Часа через четыре обоз въехал в ворота Гилянской крепости. Встречавшие Гулам-реза и Абдулали друзья почему-то не радовались добыче и говорили тихо. Оба вожака сразу догадались, — произошло что-то.
— Неужели Ходоу? — испуганно спросил Абдулали.
Гулам-реза и Абдулали оставили коней у двора, вошли в дом сердара. Ходоу лежал на перине, постланной на кошме. Около него сидел Ареф и еще двое. Гулам опустился на колени, заглянул ему в глаза.

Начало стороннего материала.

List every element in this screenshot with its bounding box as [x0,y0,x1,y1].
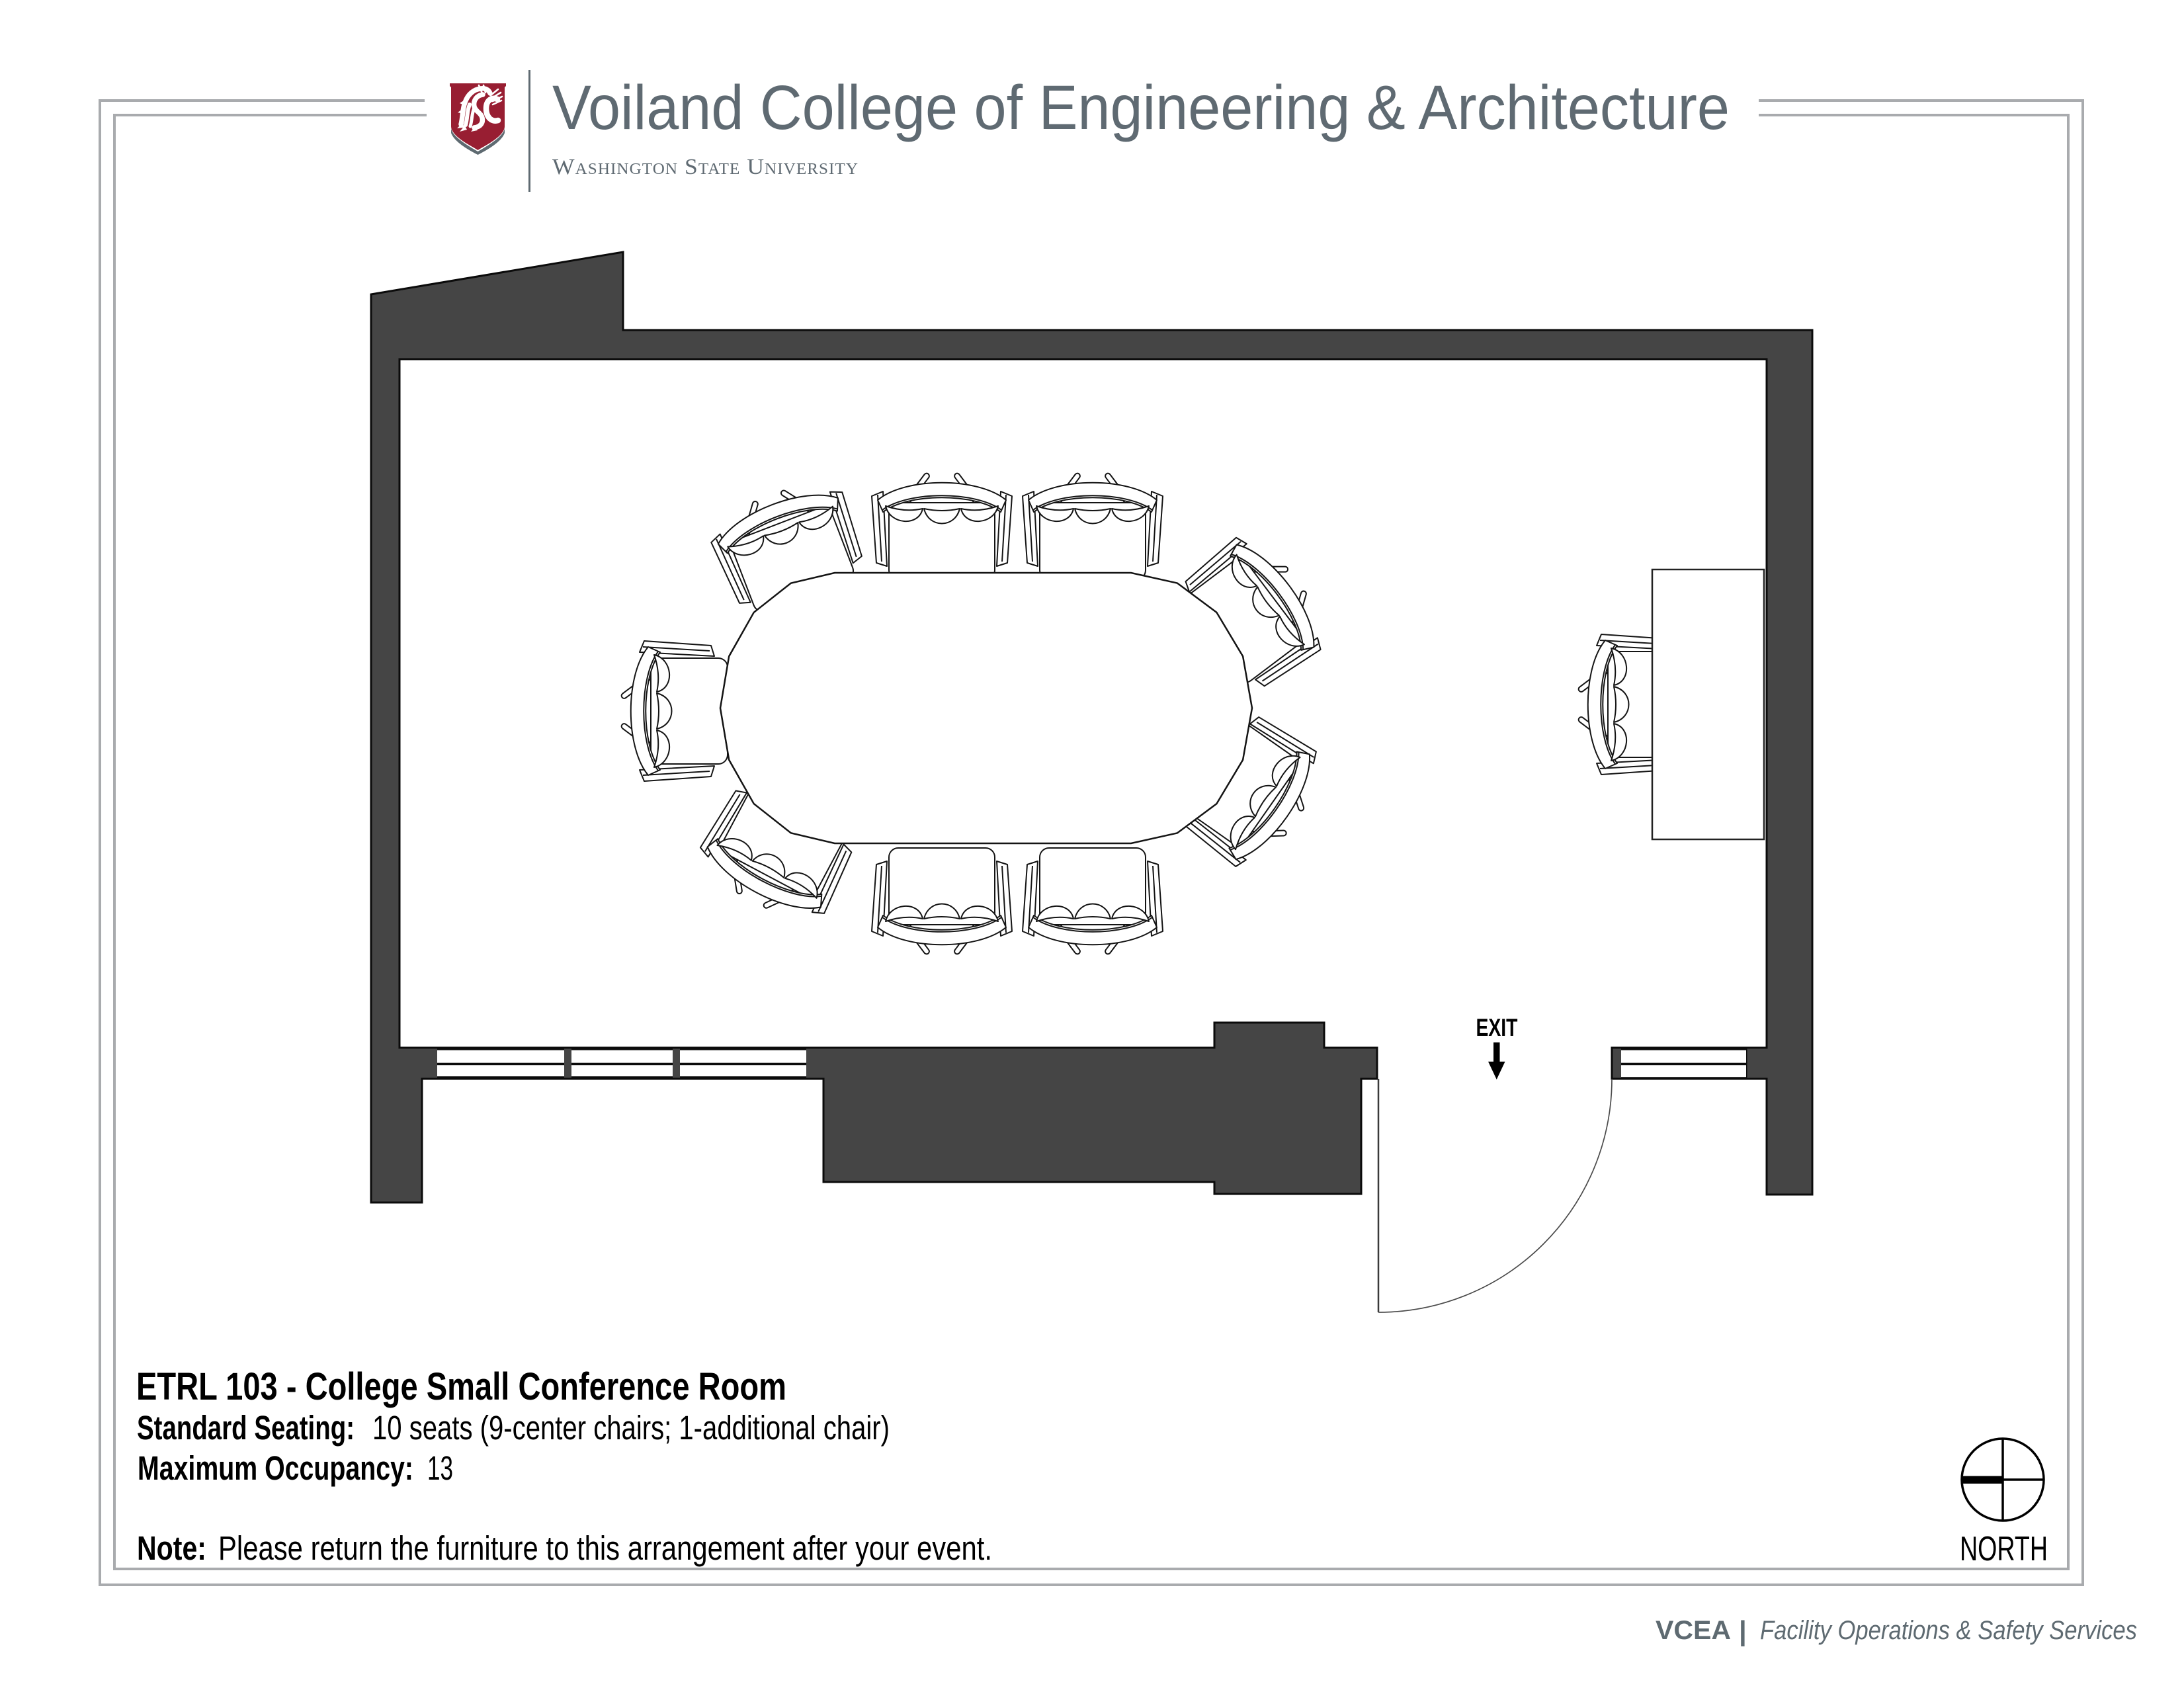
svg-text:EXIT: EXIT [1476,1014,1518,1041]
svg-text:ETRL 103 - College Small Confe: ETRL 103 - College Small Conference Room [136,1365,786,1408]
svg-text:Washington State University: Washington State University [552,155,859,179]
svg-text:13: 13 [427,1449,453,1487]
svg-text:Note:: Note: [137,1529,206,1567]
svg-text:10 seats (9-center chairs; 1-a: 10 seats (9-center chairs; 1-additional … [372,1409,890,1447]
svg-text:Standard Seating:: Standard Seating: [137,1409,355,1447]
svg-text:NORTH: NORTH [1960,1530,2048,1568]
svg-text:Maximum Occupancy:: Maximum Occupancy: [138,1449,413,1487]
svg-text:Voiland College of Engineering: Voiland College of Engineering & Archite… [552,73,1730,143]
svg-text:Facility Operations & Safety S: Facility Operations & Safety Services [1760,1616,2137,1645]
svg-text:|: | [1739,1615,1747,1647]
svg-text:Please return the furniture to: Please return the furniture to this arra… [218,1529,992,1567]
svg-text:VCEA: VCEA [1656,1616,1731,1645]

Ходоу легонько улыбнулся, сказал:
— Ничего, Гулам-реза, пуля в плечо влетела и вылетела. Рана скоро заживет. Как у вас дела?
— Обоз во дворе, Ходоу, — ответил Гулам-реза. — Винтовок теперь у нас много и патронов — тоже.
— Молодцы, — тихонько сказал Ходоу и закрыл от усталости глаза.
Врач попросил всех выйти. Пусть сердар отдохнет. На дворе Ареф спросил:
— С боем взяли оружие?
— Нет, налетели внезапно, а они и подняли сразу руки вверх, перетрусили, как зайцы. А как попал под пулю Ходоу?
Ареф подробно рассказал о сражении под Чинараном, все время сетуя иа просчёт, какой они допустили с Ходоу-сердаром. Надо было идти по верху, тогда бы и потерь было меньше, и Ходоу не задела бы пуля. А теперь не сегодня-завтра Моаззез пойдет па штурм Гиляна, надо немедленно принимать более осмысленное решение. Всякий просчет может стоить жизни.
— Что же нам делать, учитель? — настороженно спросил Абдулали.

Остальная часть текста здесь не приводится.